W następnym kroku musimy wybrać gdzie program ma szukać utraconych danych. Opcja „Nie jestem pewien” nie powinna być nigdy użyta. Jeżeli w żadnym stopniu nie jesteśmy w stanie określić gdzie były dane oznacza to możliwość, że były one na partycji systemowej i komputer już dawno powinien zostać odłączony od zasilania. To samo tyczy się opcji „W moich dokumentach” – Domyślnie znajdują się one na dysku C. Najlepiej jeżeli znamy dokładną lokalizację utraconych danych tak jak w przedstawionym przykładzie. Jeżeli nie chcemy wpisywać pełnej ścieżki ręcznie możemy oczywiście wskazać lokalizację w strukturze poprzez przycisk „Przeglądaj…”

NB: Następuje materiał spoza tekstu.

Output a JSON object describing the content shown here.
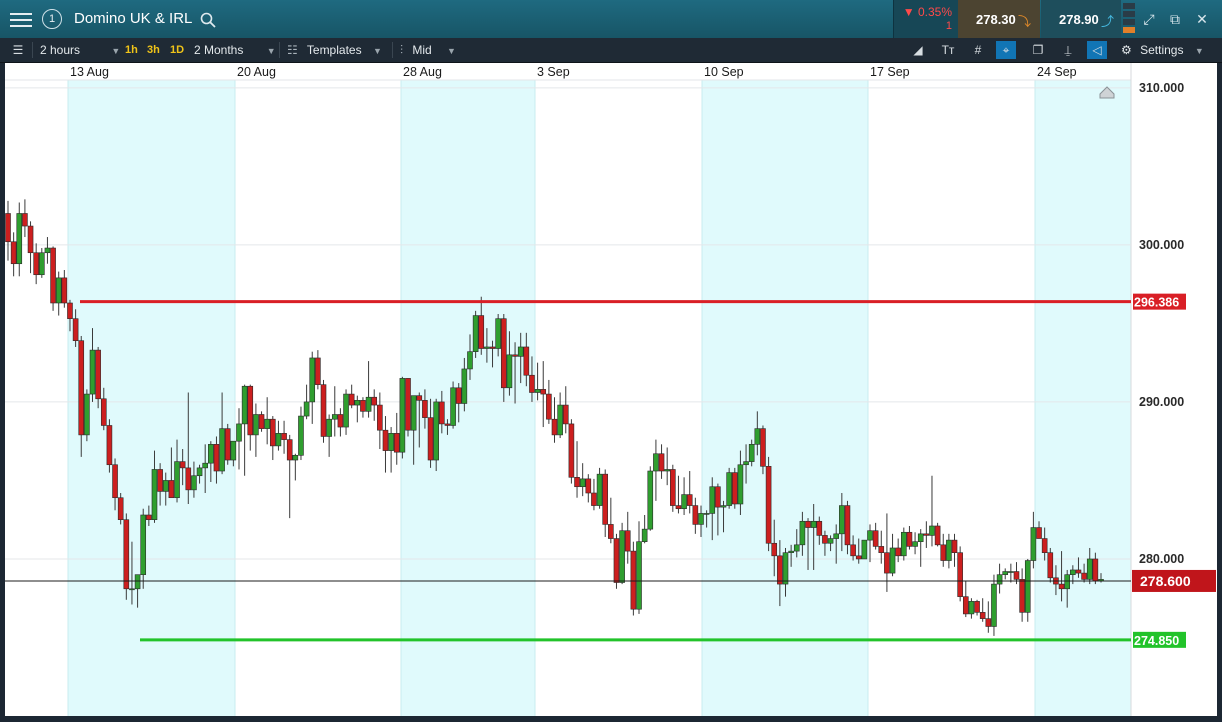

Tak jak informuje nas program w następnym kroku, wybór pełnego skanowania powinien być wybrany tylko w przypadku niepowodzenia skanowania zwykłego. Jest on dość czasochłonny, a często udaje się odzyskać dane bez niego, szczególnie w przypadkach gdy dane są „świeżo” skasowane. Pierwsze skanowanie ukończy się dość szybko i w przypadku powodzenia wyświetli miniaturki zdjęć, lub jakichkolwiek innych usuniętych plików mieszczących się w zdefiniowanych w kreatorze parametrach. W naszym przykładzie udało się odzyskać z powodzeniem wszystkie 8 plików graficznych skasowanych z katalogu.

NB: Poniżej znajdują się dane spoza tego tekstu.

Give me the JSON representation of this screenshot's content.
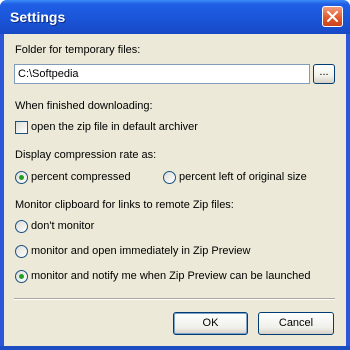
{
  "window": {
    "title": "Settings"
  },
  "folder": {
    "label": "Folder for temporary files:",
    "value": "C:\\Softpedia",
    "browse_label": "..."
  },
  "finished": {
    "label": "When finished downloading:",
    "checkbox_label": "open the zip file in default archiver",
    "checked": false
  },
  "compression": {
    "label": "Display compression rate as:",
    "options": [
      {
        "label": "percent compressed",
        "selected": true
      },
      {
        "label": "percent left of original size",
        "selected": false
      }
    ]
  },
  "clipboard": {
    "label": "Monitor clipboard for links to remote Zip files:",
    "options": [
      {
        "label": "don't monitor",
        "selected": false
      },
      {
        "label": "monitor and open immediately in Zip Preview",
        "selected": false
      },
      {
        "label": "monitor and notify me when Zip Preview can be launched",
        "selected": true
      }
    ]
  },
  "buttons": {
    "ok_label": "OK",
    "cancel_label": "Cancel"
  },
  "colors": {
    "titlebar": "#1f5fe6",
    "client": "#ece9d8",
    "close_button": "#e35a2f",
    "radio_dot": "#21a121"
  }
}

Aby metodologicznie przekonać się o wyższości przechowywania danych na partycji innej niż systemowa wystarczy prosty eksperyment. Te same dane w takim samym katalogu umieszczamy na dysku C. Robiąc wszystko dokładnie tak samo jak w powyższym przykładzie wyniki odzyskiwania były następujące
Dwa pliki zostały uszkodzone poprzez system. W ramach pracy domowej dla chętnych, proponuję partię odtwarzalnych danych z dysku C i spróbować odzyskać je zaraz po usunięciu oraz po kilku dniach aktywnego użytkowania komputera.
Jeżeli udało nam się odnaleźć dużą ilość plików i nie chcemy zaznaczać ich pojedynczo możemy „Przełączyć się w tryb zaawansowany” i tam zaznaczyć okienko w lewym górnym rogu. W przykładzie podświetlone na niebiesko.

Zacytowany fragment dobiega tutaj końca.